WASHINGTON — A bipartisan group of senators proposed new laws on Wednesday to modernize the 135-year-old Electoral Count Act, working to overhaul a regulation that President Donald J. Trump tried to abuse on Jan. 6, 2021, to intrude with Congress’s certification of his election defeat.
The laws goals to assure a peaceable transition from one president to the subsequent, after the Jan. 6 assault on the Capitol demonstrated how the present regulation could possibly be manipulated to disrupt the method. One measure would make it tougher for lawmakers to problem a state’s electoral votes when Congress meets to make its official depend. It would additionally make clear that the vp has no discretion over the outcomes and set out the steps to start a presidential transition.
A second invoice would improve penalties for threats and intimidation of election officers and encourage steps to enhance the dealing with of mail-in ballots by the Postal Service.
Alarmed on the occasions of Jan. 6 that confirmed longstanding flaws within the regulation governing the electoral depend course of, a bipartisan group of lawmakers led by Senators Susan Collins, Republican of Maine, and Joe Manchin III, Democrat of West Virginia, has been assembly for months to strive to agree on a rewrite.
“From the beginning, our bipartisan group has shared a vision of drafting legislation to fix the flaws of the archaic and ambiguous Electoral Count Act of 1887,” 16 senators stated in a joint assertion. “Through numerous meetings and debates among our colleagues as well as conversations with a wide variety of election experts and legal scholars, we have developed legislation that establishes clear guidelines for our system of certifying and counting electoral votes for president and vice president.”
Key Revelations From the Jan. 6 Hearings
Though the authors should not have the minimal 10 Republican senators wanted to assure the laws might make it previous a filibuster and to last passage, they hope to spherical up enough backing for a vote later this 12 months.
The legislative effort started after the Jan. 6 assault, which unfolded as Congress met for the historically routine counting of the electoral ballots that’s the final official affirmation of presidential election outcomes earlier than the inauguration.
In the run-up to the riot, Mr. Trump tried unsuccessfully to persuade Vice President Mike Pence — who presided over the session in his capability as president of the Senate — to unilaterally block the tally, citing false claims of election fraud.
The new laws focuses primarily on the dealing with of electoral votes and doesn’t incorporate wider voting protections sought by Democrats after some states instituted new legal guidelines seen as making it tougher for folks to vote following Democratic victories in 2020. Senate Republicans have beforehand blocked these voting measures.
There is widespread sentiment in Congress that some steps want to be taken to bolster the Electoral Count Act, although there could also be disagreement on the particular provisions.

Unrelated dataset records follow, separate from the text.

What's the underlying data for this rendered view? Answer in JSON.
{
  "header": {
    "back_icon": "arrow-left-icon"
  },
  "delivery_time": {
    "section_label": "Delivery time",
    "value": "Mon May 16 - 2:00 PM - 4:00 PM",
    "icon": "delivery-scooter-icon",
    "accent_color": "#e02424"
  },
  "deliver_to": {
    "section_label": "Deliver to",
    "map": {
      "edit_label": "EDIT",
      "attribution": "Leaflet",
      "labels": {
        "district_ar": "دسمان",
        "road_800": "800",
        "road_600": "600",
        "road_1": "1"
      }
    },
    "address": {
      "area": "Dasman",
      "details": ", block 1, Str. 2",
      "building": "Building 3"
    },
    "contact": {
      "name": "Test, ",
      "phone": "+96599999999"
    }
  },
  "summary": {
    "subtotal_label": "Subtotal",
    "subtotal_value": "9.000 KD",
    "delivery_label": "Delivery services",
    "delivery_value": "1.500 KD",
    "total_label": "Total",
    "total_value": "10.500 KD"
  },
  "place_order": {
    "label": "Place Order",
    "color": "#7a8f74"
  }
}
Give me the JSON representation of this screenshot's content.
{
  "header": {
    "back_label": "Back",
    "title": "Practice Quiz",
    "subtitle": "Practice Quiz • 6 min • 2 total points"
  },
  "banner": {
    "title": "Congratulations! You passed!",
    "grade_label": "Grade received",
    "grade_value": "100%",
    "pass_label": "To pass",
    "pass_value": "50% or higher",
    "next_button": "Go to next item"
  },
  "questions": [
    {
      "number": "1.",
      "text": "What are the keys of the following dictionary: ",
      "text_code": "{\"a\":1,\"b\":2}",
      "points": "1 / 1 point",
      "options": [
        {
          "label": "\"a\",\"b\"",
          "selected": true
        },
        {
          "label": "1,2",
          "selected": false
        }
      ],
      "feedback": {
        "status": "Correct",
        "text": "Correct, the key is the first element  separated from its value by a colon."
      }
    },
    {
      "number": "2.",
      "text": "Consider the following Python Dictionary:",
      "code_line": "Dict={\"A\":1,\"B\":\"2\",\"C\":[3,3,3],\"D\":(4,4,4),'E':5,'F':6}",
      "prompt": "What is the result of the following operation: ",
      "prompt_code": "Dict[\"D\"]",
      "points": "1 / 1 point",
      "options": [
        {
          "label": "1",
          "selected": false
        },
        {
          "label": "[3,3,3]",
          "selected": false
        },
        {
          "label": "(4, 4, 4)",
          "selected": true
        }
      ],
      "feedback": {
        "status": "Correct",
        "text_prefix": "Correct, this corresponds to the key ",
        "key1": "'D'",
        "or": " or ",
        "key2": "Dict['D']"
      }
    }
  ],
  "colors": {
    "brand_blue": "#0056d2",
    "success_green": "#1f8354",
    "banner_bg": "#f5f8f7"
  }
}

“The Electoral Count Act does need to be fixed,” Senator Mitch McConnell, Republican of Kentucky and the minority chief, instructed reporters on Tuesday, saying he was “sympathetic” to the goals of these engaged on the laws.
Under the proposal to overhaul the vote depend, a state’s governor can be recognized as the only official chargeable for submitting the state’s slate of electors following the presidential vote, barring different officers from doing so.
In an effort to forestall frivolous efforts to object to a state’s electoral depend, a minimal of one-fifth of the House and Senate can be wanted to lodge an objection — a considerable improve from the present threshold of 1 House member and one senator. Objections would nonetheless have to be sustained by a majority of the House and Senate.
Following a standoff over the presidential transition in 2020, when Trump administration officers initially refused to present President-elect Joseph R. Biden Jr. the funding and workplace house to start preparations for assuming energy, the laws would enable multiple candidate to obtain transition assets if the result remained in dispute.
After the push by Mr. Trump and his allies to get Mr. Pence to manipulate the electoral depend in Mr. Trump’s favor, the laws would stipulate that the vp’s function is especially ceremonial and that “he or she does not have any power to solely determine, accept, reject or otherwise adjudicate disputes over electors.”
Beside Ms. Collins, the opposite Republican members of the bipartisan group backing the overhaul are Senators Shelley Moore Capito of West Virginia, Lindsey Graham of South Carolina, Lisa Murkowski of Alaska, Rob Portman of Ohio, Mitt Romney of Utah, Ben Sasse of Nebraska, Thom Tillis of North Carolina and Todd Young of Indiana.
In addition to Mr. Manchin, the Democrats are Senators Benjamin L. Cardin of Maryland, Chris Coons of Delaware, Christopher S. Murphy of Connecticut, Jeanne Shaheen of New Hampshire, Kyrsten Sinema of Arizona and Mark Warner of Virginia.